Cigarette Packaging Rules Enter Discussion
A draft Minister of Health regulation concerning the inclusion of health warnings and information on tobacco and electronic cigarette products has drawn criticism from economists and legal academics. The rule, currently being drafted by the Ministry of Health, is considered to potentially cause economic and legal impacts, as well as increase the circulation of illegal products.
The Ministry of Health previously stated that the policy is a strategic step to control tobacco consumption and protect public health. However, several parties believe the government needs to calculate the policy’s impact more thoroughly before it is ratified.
Permata Bank Chief Economist Josua Pardede said standardised packaging could eliminate a product’s visual identity, including colours and designs that have so far differentiated brands. According to him, this condition could shift competition from product quality to price wars.
“The character of Indonesian consumers is very price-sensitive. If the price of legal products remains high due to excise duties while their appearance is made uniform and quality is difficult to distinguish, consumers will tend not to quit smoking, but rather migrate to cheaper or even illegal products,” Josua said recently.
Josua believes the government needs to be careful in adopting plain packaging policies from developed countries. He said the success of such policies in several countries cannot be separated from law enforcement ecosystems, distribution, and public purchasing power that differ from Indonesia’s.
He cited Australia, which is often used as a reference in tobacco control policy. According to Josua, data from the Australian Bureau of Statistics shows that nicotine consumption from illegal sources increased from 12 percent in 2017 to 80 percent in 2025.
“This surge was triggered by the price difference, with legal products tripling in price due to high excise while illegal product prices remained stable. Indonesia could face a similar risk if the loss of visual appeal drives consumers to switch to cheaper black market products,” he said.
Besides encouraging a shift to illegal products, Josua believes uniform packaging could make counterfeiting easier. Without strong market supervision, the policy risks failing to achieve public health objectives because cheap illegal products could become more accessible, including to minors.
From an industrial perspective, Josua warned that the policy could impact the entire tobacco product supply chain. Affected sectors include manufacturers, packaging printers, distributors, retailers, and tobacco and clove farmers.
“Amid a challenging national economic situation, this regulatory uncertainty forces businesses to seek efficiency by holding back investment and reducing production. As a result, the risk of mass layoffs among the productive age workforce increases sharply,” Josua said.
He added that policies suppressing labour-intensive industries must be prepared carefully so as not to disrupt public purchasing power. According to him, workforce mitigation programmes through vocational training and apprenticeships are not yet specific enough to anticipate the direct impact on workers in the tobacco sector.
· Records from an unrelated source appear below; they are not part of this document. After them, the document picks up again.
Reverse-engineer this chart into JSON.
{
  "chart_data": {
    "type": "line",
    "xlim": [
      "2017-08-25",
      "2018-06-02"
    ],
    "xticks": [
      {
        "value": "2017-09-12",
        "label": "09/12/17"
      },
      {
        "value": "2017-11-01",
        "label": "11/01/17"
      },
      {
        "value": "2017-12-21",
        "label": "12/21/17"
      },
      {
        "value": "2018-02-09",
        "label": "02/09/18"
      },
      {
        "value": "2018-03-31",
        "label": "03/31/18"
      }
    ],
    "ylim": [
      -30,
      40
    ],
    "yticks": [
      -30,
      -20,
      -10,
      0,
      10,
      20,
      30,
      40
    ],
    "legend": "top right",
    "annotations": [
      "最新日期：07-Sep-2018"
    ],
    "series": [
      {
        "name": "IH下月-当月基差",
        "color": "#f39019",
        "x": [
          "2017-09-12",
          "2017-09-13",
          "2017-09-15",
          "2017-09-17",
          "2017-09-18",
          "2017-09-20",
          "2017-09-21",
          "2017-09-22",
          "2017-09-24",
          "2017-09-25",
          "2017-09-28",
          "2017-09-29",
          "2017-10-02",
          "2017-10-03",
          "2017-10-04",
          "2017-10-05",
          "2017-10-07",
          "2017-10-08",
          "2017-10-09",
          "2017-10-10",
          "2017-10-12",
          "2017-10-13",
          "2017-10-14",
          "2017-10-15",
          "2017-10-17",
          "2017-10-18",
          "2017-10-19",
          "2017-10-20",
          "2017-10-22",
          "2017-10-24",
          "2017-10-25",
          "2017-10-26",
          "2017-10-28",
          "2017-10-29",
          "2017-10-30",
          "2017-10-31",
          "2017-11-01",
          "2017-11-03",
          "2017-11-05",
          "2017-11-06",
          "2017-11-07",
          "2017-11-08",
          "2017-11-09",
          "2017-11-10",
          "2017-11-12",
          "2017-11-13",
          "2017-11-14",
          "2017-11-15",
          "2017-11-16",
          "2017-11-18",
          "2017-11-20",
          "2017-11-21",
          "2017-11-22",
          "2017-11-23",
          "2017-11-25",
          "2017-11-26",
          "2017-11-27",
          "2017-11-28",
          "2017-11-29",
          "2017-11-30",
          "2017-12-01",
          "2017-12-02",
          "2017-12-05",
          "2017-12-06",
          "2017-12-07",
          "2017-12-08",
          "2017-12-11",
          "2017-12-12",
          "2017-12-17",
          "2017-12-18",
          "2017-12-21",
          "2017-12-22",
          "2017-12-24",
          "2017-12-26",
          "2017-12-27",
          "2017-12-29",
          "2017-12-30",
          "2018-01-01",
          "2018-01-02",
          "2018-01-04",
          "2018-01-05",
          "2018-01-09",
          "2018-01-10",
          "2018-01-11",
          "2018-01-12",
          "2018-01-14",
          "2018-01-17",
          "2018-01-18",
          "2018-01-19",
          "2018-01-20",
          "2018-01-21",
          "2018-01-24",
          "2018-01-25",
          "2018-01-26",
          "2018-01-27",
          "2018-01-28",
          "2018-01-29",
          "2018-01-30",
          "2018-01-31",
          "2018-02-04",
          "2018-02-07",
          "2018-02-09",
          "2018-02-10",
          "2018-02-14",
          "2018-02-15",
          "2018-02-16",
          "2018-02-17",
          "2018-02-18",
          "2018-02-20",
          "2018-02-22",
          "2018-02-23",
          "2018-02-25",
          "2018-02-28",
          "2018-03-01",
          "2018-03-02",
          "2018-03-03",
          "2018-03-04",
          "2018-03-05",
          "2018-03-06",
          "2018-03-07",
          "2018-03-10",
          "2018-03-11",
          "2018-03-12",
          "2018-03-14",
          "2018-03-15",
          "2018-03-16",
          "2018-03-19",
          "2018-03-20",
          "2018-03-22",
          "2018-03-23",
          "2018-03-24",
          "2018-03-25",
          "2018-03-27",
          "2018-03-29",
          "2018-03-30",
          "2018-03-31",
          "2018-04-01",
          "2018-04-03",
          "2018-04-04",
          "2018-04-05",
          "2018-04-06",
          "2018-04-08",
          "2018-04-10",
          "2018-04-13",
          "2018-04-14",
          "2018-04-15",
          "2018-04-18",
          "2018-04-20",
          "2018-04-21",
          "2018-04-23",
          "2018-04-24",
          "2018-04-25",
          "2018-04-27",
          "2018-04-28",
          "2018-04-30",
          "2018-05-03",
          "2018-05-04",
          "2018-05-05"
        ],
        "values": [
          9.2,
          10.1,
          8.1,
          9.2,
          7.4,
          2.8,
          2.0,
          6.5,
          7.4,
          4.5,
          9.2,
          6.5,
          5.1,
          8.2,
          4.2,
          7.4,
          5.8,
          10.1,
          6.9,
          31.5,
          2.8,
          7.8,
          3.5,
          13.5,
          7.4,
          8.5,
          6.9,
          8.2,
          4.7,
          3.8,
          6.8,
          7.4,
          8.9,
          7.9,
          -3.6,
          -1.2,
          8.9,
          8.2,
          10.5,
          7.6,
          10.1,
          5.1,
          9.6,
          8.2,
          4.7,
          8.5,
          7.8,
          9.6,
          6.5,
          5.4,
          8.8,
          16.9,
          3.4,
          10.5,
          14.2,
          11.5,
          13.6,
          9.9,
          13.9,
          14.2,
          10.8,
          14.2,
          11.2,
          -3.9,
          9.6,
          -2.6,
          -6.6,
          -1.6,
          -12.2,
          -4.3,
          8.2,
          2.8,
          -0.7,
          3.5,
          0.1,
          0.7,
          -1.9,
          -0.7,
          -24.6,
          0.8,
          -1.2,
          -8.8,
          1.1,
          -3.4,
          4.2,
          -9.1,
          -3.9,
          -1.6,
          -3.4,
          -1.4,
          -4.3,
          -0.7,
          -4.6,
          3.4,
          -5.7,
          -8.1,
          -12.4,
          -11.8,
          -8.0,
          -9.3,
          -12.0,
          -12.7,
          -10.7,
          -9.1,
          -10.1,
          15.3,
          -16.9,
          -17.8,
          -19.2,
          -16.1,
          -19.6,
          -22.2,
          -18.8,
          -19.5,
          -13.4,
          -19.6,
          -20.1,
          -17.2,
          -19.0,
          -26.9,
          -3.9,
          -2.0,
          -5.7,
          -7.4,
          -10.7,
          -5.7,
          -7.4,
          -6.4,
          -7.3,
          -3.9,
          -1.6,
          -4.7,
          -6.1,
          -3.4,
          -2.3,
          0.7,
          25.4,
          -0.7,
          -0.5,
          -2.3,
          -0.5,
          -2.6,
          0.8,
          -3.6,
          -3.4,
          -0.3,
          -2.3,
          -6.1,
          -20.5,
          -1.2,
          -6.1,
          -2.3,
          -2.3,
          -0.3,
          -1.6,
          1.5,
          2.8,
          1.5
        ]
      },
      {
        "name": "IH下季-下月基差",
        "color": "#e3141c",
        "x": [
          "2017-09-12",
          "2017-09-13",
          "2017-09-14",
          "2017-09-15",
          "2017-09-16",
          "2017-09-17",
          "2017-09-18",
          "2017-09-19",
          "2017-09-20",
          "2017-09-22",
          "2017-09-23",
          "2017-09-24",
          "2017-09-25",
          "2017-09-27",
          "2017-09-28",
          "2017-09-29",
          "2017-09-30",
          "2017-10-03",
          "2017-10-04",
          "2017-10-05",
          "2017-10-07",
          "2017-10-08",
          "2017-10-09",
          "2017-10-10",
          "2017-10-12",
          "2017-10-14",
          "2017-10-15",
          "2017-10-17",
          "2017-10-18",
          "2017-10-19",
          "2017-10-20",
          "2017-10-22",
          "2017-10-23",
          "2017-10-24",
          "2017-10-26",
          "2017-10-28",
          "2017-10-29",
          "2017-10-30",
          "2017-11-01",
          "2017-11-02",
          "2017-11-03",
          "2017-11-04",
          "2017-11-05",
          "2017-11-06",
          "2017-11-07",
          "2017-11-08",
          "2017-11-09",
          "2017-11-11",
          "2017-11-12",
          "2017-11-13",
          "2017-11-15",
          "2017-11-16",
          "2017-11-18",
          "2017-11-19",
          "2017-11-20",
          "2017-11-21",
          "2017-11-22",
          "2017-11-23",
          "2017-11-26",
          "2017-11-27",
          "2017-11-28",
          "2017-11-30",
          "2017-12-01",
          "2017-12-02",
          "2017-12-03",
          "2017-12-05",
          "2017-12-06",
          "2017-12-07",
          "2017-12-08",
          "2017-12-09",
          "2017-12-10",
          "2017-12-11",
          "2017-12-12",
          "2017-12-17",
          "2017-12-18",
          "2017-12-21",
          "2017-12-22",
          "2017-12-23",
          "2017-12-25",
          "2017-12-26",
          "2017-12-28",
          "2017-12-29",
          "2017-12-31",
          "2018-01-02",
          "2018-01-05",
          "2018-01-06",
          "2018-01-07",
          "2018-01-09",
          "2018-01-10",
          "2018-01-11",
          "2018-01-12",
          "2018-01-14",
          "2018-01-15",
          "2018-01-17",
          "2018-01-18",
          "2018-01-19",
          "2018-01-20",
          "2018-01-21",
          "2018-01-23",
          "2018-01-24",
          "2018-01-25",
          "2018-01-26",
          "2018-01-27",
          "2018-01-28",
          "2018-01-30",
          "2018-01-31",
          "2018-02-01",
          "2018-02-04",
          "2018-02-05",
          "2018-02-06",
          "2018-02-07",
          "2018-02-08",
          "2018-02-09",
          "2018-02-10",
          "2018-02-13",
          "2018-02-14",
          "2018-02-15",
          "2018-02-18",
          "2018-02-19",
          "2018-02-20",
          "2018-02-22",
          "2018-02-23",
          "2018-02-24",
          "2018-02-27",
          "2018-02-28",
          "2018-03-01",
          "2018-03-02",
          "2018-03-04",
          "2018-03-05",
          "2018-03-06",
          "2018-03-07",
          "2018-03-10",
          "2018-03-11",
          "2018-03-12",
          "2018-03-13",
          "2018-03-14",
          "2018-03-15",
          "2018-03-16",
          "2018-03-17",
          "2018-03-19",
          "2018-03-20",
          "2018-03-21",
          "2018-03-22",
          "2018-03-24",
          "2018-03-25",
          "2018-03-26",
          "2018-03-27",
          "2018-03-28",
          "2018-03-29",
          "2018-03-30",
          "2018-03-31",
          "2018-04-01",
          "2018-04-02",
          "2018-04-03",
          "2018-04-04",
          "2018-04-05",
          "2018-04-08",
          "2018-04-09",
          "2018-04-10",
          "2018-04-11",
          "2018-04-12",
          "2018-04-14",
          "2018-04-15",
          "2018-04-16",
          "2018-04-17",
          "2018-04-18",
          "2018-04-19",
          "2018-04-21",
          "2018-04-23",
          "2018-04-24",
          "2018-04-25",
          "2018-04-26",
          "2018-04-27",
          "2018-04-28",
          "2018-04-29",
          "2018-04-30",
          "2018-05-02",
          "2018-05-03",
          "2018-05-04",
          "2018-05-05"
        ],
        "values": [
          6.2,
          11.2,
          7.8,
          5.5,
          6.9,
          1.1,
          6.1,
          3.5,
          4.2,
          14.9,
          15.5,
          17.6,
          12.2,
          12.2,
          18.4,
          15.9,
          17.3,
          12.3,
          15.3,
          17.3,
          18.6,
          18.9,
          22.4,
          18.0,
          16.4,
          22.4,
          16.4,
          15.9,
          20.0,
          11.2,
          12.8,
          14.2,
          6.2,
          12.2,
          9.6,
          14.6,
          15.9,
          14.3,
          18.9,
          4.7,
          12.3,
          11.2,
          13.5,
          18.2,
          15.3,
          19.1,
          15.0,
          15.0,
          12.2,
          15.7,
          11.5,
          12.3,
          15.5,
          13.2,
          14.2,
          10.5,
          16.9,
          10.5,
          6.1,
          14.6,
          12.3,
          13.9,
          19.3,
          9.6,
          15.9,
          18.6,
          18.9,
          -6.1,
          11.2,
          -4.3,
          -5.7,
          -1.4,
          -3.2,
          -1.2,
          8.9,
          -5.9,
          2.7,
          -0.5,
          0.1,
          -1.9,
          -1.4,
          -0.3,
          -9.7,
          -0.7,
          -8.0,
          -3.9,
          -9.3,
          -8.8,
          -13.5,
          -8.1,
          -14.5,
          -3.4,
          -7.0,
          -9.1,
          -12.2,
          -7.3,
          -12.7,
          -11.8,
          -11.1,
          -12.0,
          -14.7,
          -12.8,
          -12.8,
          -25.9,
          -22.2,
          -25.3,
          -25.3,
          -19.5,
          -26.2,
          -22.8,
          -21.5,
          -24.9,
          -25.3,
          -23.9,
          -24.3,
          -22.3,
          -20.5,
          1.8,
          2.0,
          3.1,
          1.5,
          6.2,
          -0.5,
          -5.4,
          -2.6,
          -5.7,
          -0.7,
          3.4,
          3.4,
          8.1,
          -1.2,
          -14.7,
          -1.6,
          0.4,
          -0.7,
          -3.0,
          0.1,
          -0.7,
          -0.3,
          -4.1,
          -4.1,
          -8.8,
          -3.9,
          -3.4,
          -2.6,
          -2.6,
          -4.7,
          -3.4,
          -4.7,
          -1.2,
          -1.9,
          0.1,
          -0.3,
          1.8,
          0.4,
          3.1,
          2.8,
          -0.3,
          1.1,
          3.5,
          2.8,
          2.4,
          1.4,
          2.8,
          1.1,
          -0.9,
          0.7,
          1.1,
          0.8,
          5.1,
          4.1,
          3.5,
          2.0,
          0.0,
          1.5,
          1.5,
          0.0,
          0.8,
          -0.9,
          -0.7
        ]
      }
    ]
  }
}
Josua urged the government not to immediately ratify the regulation before fulfilling three prerequisites. These are the issuance of a balanced regulatory impact assessment, strengthening the supervision of illegal cigarettes through a digital tracking system, and providing a sufficient transition period for the entire industrial supply chain, including small businesses.
Criticism also came from a legal perspective. The Head of the Constitutional Law Programme at UIN Sunan Kalijaga Yogyakarta, Gugun El Guyanie, assessed that the draft regulation could potentially exceed legal authority if it mandates comprehensive plain packaging.
According to Gugun, neither the Health Law nor Government Regulation Number 28 of 2024 contains an explicit order regarding packaging standardisation. He also believes the rule could conflict with Law Number 20 of 2016 on Trademarks and Geographical Indications.
“If the draft Minister of Health regulation later imposes comprehensive plain packaging rules, then its substance has exceeded the norms provided by the higher-level Government Regulation. This policy also directly collides with Law Number 20 of 2016 on Trademarks and Geographical Indications, which grants exclusive rights to trademark owners to use their visual identity,” Gugun said.
Gugun also highlighted potential legal certainty issues. He assessed that the approach to tobacco products differs from other products that also carry health risks, such as alcoholic beverages or sugar-sweetened drinks.
According to him, weak legal certainty could affect the investment climate. Furthermore, the policy is considered to potentially impact state revenue from excise duties and non-tax state revenue from trademark registrations.
Critics are asking the government to disclose the impact study and prepare a roadmap before implementing the packaging standardisation rule. Without regulatory readiness, supervision, and a transition period, the policy is deemed to risk creating new problems for industry, labour, and law enforcement against illegal cigarettes.